Abdelrahman Ahmed Shaalan égyptien de 20 ans, surnomé Osunaarashi (La grande tempête de sable) a fait un début remarqué durant le Grand Tournoi de Sumo du Printemps, à Osaka. Il a gagné face à Yuya Fukuzato, âgé de 18 ans, ce 13 mars.

© NHK world

Osunaarashi est né et a été élevé à Giza, ville des grandes pyramides. Il a toujours été intéressé par les arts martiaux et a eu sa première expérience de sumo à l’âge de 15 ans. Il ne pouvait battre les lutteurs plus petits, mais c’est ce qui l’a poussé à continuer ce sport. Osunaarashi trouve intéressant le fait de ne pas pouvoir battre ses adversaires simplement par la force.

C’est l’été dernier qu’il décide de venir au Japon. La plupart des demandes d’Osunaarashi d’entrer dans une école de Sumo, qui n’ont le droit d’accepter qu’un étranger par an, ont été rejetées. C’est finalement l’écurie Otake qui va l’accepter. Le maître était impressionné qu’un Egyptien soit volontaire pour venir au Japon alors que bon nombre d’étranger fuit ou s’abstienne de visiter le pays juste quelque mois après le grand tremblement de terre et l’accident des centrales nucléaires à Fukushima.

Osunaarashi fait de l’Egypte le 22ème pays étranger à produire un lutteur sumo professionnel.

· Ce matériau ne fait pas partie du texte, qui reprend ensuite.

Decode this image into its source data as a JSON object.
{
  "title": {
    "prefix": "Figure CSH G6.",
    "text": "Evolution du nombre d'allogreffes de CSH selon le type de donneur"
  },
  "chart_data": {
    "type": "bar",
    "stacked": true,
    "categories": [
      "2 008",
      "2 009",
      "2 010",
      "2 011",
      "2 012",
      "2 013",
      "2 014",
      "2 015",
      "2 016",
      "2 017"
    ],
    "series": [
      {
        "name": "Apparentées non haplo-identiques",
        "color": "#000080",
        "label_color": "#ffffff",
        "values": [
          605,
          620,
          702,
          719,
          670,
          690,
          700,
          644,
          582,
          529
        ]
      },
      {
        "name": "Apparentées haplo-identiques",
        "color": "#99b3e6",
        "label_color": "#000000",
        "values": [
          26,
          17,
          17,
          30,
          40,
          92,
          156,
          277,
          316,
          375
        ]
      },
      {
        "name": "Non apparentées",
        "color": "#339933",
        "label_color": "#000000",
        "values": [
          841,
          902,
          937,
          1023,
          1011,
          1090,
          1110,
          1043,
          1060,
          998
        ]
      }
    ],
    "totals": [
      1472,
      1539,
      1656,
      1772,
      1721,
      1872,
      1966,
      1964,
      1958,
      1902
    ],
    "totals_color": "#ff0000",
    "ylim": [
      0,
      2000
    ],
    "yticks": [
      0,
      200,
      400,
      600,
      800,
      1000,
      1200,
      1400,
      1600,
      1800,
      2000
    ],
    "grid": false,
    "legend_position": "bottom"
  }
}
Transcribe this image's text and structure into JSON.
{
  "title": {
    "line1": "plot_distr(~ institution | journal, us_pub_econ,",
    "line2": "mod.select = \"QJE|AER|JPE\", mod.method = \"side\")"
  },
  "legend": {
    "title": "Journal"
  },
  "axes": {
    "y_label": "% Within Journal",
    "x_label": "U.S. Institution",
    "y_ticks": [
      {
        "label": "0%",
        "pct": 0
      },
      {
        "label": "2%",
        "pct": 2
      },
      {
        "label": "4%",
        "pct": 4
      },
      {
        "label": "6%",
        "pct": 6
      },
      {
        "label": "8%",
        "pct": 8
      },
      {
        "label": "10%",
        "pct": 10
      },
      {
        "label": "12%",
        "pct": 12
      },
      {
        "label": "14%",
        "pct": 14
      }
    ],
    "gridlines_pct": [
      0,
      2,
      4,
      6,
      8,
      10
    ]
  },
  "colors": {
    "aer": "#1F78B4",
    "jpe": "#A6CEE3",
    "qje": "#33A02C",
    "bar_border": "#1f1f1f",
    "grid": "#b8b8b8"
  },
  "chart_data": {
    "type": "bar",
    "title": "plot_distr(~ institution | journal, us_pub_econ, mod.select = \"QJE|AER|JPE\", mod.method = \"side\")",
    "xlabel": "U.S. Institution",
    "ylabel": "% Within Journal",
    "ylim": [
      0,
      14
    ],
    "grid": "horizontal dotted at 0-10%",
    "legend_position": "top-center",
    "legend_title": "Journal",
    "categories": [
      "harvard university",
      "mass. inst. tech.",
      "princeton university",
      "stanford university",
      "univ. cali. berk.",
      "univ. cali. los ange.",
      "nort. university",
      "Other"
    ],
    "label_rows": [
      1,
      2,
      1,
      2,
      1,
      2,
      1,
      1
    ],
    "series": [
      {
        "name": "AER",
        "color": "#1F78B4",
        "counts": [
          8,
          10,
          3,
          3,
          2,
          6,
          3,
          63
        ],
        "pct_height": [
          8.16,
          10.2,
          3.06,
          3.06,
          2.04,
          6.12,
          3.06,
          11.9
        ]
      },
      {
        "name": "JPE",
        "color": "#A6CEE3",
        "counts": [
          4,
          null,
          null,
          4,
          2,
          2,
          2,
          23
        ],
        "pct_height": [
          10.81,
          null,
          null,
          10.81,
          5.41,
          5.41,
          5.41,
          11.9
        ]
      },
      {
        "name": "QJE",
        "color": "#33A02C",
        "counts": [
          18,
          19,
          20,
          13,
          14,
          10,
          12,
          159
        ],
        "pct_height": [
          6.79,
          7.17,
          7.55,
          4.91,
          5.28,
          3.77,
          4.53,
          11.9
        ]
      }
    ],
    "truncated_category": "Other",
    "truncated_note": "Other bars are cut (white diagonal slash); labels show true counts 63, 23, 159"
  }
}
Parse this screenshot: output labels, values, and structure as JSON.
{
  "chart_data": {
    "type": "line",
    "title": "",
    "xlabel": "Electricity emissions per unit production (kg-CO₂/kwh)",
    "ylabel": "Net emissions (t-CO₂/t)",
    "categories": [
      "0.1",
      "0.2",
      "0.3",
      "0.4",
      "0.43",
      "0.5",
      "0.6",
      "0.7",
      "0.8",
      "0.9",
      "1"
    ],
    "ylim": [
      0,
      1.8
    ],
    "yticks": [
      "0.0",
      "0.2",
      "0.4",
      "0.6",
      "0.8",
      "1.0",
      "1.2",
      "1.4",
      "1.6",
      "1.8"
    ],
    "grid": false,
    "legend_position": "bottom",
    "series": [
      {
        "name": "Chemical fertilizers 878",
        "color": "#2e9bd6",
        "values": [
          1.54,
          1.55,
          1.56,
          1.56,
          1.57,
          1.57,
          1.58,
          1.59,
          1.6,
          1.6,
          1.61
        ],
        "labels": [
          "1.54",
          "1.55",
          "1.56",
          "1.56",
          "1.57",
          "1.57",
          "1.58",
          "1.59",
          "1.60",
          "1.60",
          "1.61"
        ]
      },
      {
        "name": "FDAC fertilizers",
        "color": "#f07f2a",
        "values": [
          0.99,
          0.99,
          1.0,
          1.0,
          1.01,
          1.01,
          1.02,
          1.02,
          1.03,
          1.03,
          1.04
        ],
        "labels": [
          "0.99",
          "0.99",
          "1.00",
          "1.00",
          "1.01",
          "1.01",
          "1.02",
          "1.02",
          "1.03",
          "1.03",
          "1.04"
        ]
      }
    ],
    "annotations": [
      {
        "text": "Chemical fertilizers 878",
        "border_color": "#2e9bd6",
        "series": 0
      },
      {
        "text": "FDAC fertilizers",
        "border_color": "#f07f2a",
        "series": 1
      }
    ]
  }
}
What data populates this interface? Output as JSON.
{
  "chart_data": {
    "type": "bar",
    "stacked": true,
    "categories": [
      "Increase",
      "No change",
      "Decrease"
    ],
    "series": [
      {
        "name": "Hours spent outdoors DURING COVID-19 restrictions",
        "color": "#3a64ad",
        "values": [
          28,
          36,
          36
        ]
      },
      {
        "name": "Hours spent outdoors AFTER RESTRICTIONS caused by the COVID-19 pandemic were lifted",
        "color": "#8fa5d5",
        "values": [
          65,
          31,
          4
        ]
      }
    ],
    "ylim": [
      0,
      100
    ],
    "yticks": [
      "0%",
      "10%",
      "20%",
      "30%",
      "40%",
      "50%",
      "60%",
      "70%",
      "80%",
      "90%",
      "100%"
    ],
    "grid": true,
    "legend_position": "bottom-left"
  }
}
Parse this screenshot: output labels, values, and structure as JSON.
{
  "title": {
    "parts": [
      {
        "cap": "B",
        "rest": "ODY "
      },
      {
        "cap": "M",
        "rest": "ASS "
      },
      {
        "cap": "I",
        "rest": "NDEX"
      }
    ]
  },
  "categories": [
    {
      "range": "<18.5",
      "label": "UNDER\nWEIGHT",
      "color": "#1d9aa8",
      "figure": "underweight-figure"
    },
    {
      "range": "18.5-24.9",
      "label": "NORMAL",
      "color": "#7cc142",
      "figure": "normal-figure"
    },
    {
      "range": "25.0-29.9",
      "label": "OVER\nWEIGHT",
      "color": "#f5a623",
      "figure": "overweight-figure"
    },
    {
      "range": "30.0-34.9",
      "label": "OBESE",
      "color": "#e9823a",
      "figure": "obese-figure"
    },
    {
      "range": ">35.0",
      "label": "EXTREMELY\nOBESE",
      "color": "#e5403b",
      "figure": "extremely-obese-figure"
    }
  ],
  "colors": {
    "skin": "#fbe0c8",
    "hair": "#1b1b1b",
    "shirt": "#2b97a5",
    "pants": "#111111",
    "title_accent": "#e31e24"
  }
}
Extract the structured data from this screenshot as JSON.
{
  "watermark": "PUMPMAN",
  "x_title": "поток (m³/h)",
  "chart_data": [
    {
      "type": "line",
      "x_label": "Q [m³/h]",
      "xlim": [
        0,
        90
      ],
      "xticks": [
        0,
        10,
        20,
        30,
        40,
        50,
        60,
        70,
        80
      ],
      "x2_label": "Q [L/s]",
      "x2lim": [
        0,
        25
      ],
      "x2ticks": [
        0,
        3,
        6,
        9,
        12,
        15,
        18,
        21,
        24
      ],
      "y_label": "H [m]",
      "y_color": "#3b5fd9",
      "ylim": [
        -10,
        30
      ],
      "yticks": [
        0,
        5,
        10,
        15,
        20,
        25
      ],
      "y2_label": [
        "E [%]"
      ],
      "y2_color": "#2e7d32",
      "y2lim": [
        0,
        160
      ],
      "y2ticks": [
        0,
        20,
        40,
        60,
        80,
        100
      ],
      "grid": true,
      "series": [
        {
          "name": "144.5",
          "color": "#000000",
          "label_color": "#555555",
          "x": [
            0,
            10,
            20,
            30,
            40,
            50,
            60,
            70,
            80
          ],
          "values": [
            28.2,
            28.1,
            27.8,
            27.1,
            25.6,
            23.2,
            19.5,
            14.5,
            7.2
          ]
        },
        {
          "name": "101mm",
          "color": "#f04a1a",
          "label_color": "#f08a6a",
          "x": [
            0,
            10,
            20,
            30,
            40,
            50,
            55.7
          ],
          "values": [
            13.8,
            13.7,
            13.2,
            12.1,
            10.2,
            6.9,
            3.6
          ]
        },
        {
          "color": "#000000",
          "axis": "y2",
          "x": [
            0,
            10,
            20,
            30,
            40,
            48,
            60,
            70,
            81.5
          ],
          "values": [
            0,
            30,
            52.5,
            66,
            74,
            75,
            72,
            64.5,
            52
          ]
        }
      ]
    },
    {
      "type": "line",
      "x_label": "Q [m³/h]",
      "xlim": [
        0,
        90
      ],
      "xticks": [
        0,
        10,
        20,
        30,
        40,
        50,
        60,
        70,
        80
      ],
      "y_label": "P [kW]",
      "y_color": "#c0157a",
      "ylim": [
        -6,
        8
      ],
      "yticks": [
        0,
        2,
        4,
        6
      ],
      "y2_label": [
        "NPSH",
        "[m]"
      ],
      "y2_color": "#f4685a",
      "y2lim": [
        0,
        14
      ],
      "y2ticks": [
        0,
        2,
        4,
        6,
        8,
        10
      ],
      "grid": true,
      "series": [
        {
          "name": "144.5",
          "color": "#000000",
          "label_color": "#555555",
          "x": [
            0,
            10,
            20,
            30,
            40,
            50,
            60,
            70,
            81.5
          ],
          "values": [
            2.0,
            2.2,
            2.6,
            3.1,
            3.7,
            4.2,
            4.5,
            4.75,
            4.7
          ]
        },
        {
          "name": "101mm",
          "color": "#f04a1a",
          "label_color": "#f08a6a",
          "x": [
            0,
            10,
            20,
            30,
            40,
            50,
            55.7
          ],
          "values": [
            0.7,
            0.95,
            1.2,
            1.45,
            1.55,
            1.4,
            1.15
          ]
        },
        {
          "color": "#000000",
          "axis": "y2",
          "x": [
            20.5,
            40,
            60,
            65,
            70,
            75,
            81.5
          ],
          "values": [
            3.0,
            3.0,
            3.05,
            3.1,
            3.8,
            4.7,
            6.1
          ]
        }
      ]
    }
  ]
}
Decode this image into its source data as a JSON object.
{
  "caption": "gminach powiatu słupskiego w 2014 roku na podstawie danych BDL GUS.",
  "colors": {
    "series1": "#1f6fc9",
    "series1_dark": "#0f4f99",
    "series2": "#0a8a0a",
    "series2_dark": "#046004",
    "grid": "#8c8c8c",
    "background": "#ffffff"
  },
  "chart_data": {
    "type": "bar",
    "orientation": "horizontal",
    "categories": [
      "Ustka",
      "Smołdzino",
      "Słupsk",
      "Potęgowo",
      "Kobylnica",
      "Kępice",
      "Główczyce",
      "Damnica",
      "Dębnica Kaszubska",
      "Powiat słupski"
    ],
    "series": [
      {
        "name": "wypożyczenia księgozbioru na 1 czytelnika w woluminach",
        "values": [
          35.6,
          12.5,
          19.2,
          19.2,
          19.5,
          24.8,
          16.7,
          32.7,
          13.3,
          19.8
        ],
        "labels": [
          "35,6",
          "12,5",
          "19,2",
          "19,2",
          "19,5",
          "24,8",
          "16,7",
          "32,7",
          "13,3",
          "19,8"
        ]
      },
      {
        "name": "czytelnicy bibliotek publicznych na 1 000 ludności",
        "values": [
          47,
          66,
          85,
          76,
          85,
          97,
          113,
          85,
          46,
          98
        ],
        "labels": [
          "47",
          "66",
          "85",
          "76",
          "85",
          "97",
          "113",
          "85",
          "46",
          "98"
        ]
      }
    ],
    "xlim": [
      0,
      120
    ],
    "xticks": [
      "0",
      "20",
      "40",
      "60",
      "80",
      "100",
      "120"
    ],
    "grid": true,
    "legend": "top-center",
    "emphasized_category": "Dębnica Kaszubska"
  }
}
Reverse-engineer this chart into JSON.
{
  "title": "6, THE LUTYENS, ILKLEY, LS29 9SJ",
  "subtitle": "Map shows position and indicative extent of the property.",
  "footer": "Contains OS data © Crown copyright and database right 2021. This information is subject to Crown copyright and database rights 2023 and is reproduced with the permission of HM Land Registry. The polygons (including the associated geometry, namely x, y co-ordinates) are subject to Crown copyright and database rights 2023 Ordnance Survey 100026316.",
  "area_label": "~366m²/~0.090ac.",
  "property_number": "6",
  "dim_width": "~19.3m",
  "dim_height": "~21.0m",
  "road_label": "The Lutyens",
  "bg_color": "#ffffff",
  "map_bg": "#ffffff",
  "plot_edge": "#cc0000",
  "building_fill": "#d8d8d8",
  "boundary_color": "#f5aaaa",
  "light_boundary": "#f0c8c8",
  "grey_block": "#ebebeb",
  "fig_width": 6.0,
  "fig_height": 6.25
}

De 1 m89 et de 145 kg, il lui manque cependant encore de la souplesse. De religion musulmane, il devra dans le courant juillet faire le Ramadan, mais il reste confiant et pense pouvoir coupler ses engagements envers sa religion et son sport.

Il rêve de devenir un Yokozuna, un grand champion, représentant les nations Arabes et Africaines. Seuls quelques rares étrangers ont réussi ce challenge, dont des Hawaïens, Bulgares ou encore Mongols.